The discovery of a gene that causes a form of hereditary spastic paraplegia (HSP) may provide scientists with an important insight into what causes axons, the stems of our nerve cells, to degenerate in conditions such as multiple sclerosis.
In the Journal of Clinical Investigation today, an international team of scientists led by Dr Evan Reid at the University of Cambridge, and Dr Stephan Zuchner from the University of Miami, report that mutations in the gene known as 'reticulon 2' on chromosome 19 cause a form of HSP, a condition characterised by progressive stiffness and contraction (spasticity) of the legs, caused by selective and specific degeneration of axons
The team identified three mutations in the reticulon 2 gene as causing a type of HSP – in one case, this mutation included an entire deletion of the gene. In addition, the researchers showed that reticulon 2 interacts with another gene, spastin. Mutations in this latter gene cause the most common form of hereditary spastic paraplegia.
Reticulon 2 provides the genetic code for a reticulon protein that is a member of a family of proteins recently shown to play a key role in shaping the endoplasmic reticulum. The endoplasmic reticulum is a network of interconnected sheets and tubules that extends throughout the cytoplasm in nearly all cells. It has a number of functions, including protein synthesis, calcium signalling and regulation of other components of the cell. Recent data suggest that the sheets are involved in protein synthesis, whereas the tubules are specialised to carry out the other functions.
This new study provides the most direct evidence to date that defects in how the endoplasmic reticulum is shaped and formed could underlie axon degeneration. When axons degenerate, signals are unable to pass through the nerve cells, leading to a breakdown of communication within the central nervous system. This is common in degenerative diseases of the nervous system, such as multiple sclerosis.

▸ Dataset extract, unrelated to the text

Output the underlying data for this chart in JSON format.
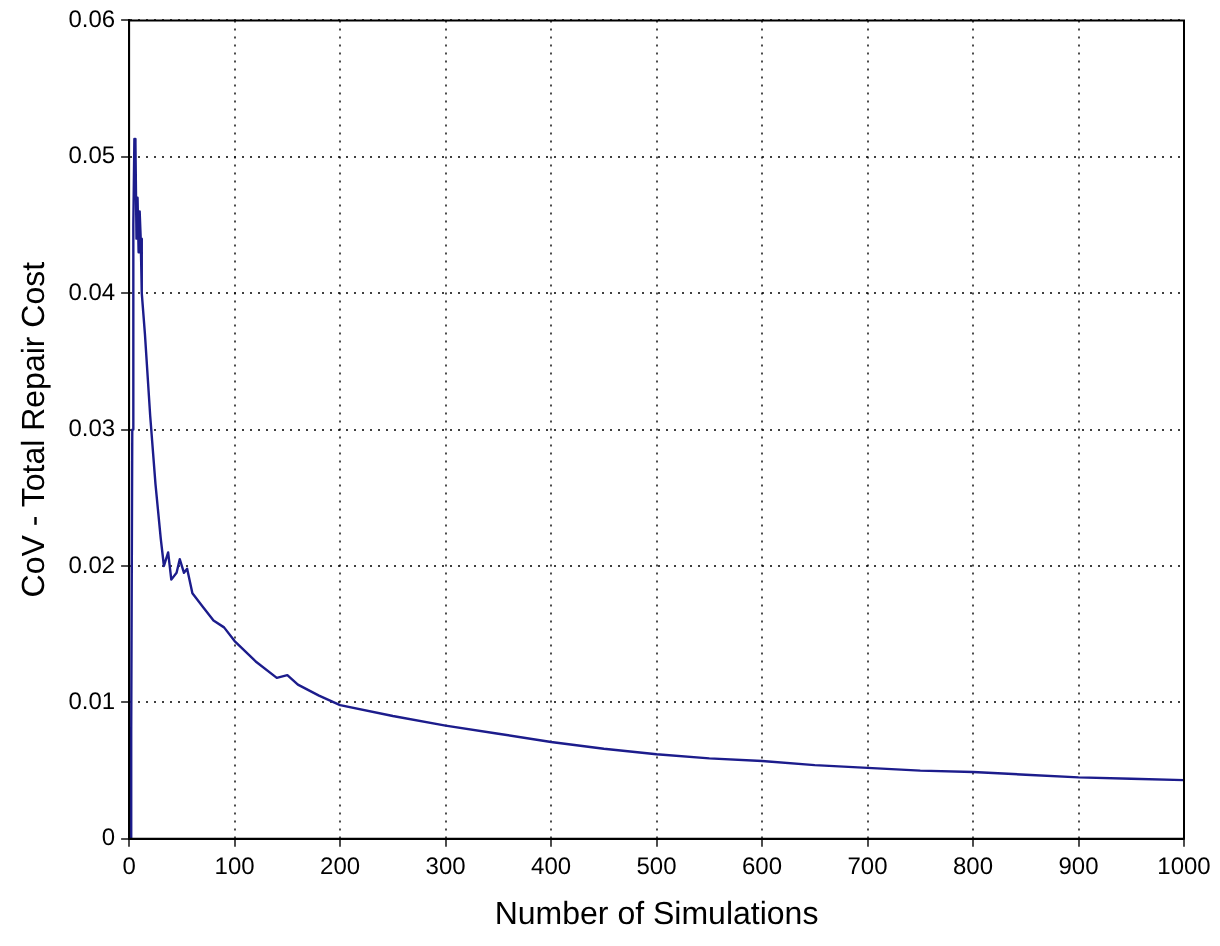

"Our work highlights important new disease mechanisms, which may provide a platform for us to study how axons are damaged in devastating illnesses such as HSP, and perhaps even in multiple sclerosis, which in some cases is very similar to HSP," explains Dr Reid, a Wellcome Trust Senior Research Fellow in Clinical Science. "But we must not forget how this work may immediately directly benefit families affected by hereditary spastic paraplegia, for whom the discovery now opens up the possibility of genetic counselling and testing."